Куда же двинуться от Суриковской б-ки имени А. П. Боголюбова?
Пойду по Сущёвской улице к дому деда, а?

Налево кремовый пятиэтажный домок из советского керамического кирпича, при мне построили.
Вот бы нашей семье квартирку там! Рядом метро Новослободская, беломраморный выступ среди дореволюционных латаных-перелатаных сооружений. Справа от входа  находились автоматы газированной воды со стеклянными стаканами и булочная, где, во времена хрущёвских недостач, можно было купить за 13 копеек батон со вкраплениями жёлтой кукурузной муки.

А в конструктивистском здании издательства “Молодая гвардия” был и исток газеты “Пионерская правда”.

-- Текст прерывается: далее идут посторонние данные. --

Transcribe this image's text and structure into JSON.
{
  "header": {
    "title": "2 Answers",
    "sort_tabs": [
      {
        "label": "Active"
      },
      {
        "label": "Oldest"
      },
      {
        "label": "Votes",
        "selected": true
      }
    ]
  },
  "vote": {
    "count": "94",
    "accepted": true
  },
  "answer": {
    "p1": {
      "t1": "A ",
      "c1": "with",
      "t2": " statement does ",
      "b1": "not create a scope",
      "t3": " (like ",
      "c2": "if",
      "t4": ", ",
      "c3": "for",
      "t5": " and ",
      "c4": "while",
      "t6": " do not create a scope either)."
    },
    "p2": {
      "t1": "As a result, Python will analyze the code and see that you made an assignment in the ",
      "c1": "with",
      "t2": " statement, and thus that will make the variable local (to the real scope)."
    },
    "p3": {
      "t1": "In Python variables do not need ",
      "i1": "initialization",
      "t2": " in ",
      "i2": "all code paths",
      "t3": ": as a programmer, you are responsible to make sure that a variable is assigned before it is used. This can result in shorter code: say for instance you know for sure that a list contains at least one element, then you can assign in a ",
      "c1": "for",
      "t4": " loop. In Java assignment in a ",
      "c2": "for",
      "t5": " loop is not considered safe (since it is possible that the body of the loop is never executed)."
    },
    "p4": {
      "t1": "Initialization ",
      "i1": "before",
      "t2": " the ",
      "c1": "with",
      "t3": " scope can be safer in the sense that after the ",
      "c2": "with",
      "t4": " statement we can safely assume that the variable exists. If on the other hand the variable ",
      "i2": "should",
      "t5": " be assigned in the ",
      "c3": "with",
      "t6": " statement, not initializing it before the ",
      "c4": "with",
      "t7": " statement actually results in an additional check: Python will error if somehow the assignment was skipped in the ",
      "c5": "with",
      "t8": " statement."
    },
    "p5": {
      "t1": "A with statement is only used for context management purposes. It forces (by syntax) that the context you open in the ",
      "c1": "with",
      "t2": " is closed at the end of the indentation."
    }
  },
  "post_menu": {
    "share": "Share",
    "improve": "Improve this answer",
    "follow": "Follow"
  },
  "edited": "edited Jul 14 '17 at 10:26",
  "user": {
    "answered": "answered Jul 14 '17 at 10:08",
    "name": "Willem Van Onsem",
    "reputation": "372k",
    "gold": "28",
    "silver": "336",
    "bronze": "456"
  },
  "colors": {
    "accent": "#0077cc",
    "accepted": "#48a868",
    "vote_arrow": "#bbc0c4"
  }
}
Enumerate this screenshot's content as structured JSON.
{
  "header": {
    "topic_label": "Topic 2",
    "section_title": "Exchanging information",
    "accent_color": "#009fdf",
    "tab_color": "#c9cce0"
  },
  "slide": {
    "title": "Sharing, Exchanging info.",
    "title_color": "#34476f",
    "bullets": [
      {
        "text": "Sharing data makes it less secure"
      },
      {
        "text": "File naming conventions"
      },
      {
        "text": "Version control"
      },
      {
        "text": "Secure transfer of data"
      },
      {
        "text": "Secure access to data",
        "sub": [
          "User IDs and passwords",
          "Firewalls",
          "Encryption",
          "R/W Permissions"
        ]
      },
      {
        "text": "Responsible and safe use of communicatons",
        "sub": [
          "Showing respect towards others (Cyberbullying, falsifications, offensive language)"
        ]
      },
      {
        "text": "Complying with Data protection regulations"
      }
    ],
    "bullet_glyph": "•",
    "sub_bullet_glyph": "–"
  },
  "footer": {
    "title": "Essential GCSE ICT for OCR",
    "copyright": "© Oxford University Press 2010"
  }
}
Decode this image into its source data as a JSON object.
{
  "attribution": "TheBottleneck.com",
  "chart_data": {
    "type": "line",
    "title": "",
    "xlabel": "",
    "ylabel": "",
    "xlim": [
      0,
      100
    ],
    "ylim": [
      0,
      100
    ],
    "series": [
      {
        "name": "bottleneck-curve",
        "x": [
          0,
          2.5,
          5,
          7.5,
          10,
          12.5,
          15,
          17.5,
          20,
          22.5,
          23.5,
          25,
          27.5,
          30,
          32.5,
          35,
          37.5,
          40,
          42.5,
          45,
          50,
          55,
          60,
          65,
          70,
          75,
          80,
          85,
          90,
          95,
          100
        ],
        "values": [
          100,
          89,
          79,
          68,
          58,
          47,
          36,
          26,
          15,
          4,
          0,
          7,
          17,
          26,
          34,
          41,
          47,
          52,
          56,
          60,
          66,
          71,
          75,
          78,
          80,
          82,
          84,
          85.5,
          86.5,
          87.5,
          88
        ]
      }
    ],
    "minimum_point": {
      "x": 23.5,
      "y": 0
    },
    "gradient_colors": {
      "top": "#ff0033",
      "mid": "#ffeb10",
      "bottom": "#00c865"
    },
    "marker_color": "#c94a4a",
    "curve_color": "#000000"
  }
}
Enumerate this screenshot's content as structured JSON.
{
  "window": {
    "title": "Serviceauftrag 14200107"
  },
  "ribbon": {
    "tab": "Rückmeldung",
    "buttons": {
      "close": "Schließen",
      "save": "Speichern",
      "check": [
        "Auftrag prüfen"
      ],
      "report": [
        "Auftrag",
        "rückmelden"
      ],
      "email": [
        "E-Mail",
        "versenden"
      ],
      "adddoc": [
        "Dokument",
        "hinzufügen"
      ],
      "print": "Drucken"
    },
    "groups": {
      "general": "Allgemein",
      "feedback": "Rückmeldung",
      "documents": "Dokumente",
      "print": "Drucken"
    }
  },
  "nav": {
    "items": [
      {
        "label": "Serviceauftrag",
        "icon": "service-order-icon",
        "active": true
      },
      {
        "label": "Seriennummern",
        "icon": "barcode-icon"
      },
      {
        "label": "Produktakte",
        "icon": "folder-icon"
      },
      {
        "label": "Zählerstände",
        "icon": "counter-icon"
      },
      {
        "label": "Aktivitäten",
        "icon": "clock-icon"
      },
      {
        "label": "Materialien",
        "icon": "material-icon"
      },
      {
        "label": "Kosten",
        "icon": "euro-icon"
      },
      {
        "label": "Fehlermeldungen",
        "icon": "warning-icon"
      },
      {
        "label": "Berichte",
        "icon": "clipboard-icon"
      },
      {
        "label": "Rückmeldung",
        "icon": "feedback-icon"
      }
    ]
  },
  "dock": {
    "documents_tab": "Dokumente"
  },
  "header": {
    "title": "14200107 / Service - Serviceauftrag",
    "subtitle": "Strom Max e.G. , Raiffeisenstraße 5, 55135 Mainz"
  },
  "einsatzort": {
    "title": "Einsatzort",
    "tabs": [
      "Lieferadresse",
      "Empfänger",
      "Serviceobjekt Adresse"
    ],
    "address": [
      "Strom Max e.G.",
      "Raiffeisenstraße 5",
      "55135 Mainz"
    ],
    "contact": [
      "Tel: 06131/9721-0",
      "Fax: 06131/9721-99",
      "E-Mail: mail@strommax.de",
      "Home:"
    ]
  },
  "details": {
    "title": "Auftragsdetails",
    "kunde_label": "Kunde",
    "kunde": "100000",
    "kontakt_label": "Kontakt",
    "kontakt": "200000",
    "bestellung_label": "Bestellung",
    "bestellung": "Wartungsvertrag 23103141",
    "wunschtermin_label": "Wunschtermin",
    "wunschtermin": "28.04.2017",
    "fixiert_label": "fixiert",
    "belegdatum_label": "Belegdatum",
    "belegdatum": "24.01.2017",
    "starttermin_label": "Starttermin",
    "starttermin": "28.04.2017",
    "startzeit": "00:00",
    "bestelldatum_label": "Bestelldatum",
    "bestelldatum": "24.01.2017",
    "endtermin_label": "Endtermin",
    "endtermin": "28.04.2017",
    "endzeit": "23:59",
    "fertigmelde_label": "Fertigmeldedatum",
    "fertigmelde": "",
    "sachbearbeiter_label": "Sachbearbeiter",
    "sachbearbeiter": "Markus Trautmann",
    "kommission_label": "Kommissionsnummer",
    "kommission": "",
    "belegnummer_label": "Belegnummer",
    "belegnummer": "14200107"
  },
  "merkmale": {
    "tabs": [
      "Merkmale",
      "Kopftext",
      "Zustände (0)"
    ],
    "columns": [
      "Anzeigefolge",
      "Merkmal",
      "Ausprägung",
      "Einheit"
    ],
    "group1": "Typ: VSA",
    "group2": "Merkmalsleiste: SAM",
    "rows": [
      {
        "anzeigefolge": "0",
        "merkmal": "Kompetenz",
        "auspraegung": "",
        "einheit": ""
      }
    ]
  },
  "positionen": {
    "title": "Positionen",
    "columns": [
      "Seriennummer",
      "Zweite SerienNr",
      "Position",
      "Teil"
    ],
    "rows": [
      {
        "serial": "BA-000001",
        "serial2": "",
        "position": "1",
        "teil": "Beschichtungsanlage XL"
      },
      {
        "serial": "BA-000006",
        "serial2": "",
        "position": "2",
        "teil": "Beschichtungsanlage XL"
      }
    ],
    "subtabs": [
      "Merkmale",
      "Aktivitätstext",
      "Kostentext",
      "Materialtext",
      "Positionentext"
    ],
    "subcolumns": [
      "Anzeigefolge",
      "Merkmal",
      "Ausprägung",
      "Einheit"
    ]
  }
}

Как-то удалось подняться на самый высокий этаж слева. Дяди показали, как из горошин пластика может формоваться всякая всячина и мне показалось, что нас будут часто приглашать в редакцию на разные муроприятия. Но больше никогда не позвали, а из тонких пластинок я соорудил математическую модель, что-то вроде квадратуры круга.
Совсем рядом была фабрика с полукружьем высоченной проездной арки, а на другой стороне улицы наша школа №200, потом ставшая школой №43 с техническим уклоном. Остались ли там метлахские плитки на лестничных площадках, где я подкарауливал прельстительную иудейскую принцессу с русским именем Таня?
Спортивный зал в школе был ликвидирован, расставили монтажные столы с паяльниками.
Приятно пахло канифолью, её янтарные кусманы ломались и крошились в пальцах.
Надо было впаивать проволоку в ушко клеммы. При застывании полусферка припоя теряла свою блестящесть.
Лудить так лудить.

Я вспоминал своего приятеля Лёву Назарова, умудрявшегося делать карманные приёмнички в мыльницах: «Лучший теплоотвод— это рука».

Школа теперь перекрашена, возведён полупрозрачный плексигласовый забор, но соседствующий с нею сквер, где мы сшибали друг друга  с кентавров, ещё есть. Говорили, что там была церковь.
Скверная история, но не для всех.
Местоположение сквера выигрышное: конец Сущёвской, с запада подходит Палиха, с севера— Тихвинская, с востока— переулок, ведущий к Новосущёвской улице и на площадь Борьбы, распахивающейся для Божедомки.
За чугунным советским забором таилось министерство лесного хозяйства.

В крыле старой больницы был крошечный музей Достоевского, а за ним громада театра Советской армии и пологий спуск к парку и к Дому Коммуны. Так называли во времена социализма Екатерининский дворец.
Весной 1959 года я ловил в саду дворца пчёл и в спичечных коробочках нёс их на Тихвинку. Пчёлы бились в коробках и оставляли в них жёлтый налёт, пахнувший мёдом, пергой и, может, мужской пыльцой тычинок, толпившихся вокруг пестика.
За этим занятием меня и арестовал милиционер и привёл в участок, где я назвался Сумароковым и начал вживаться в роль.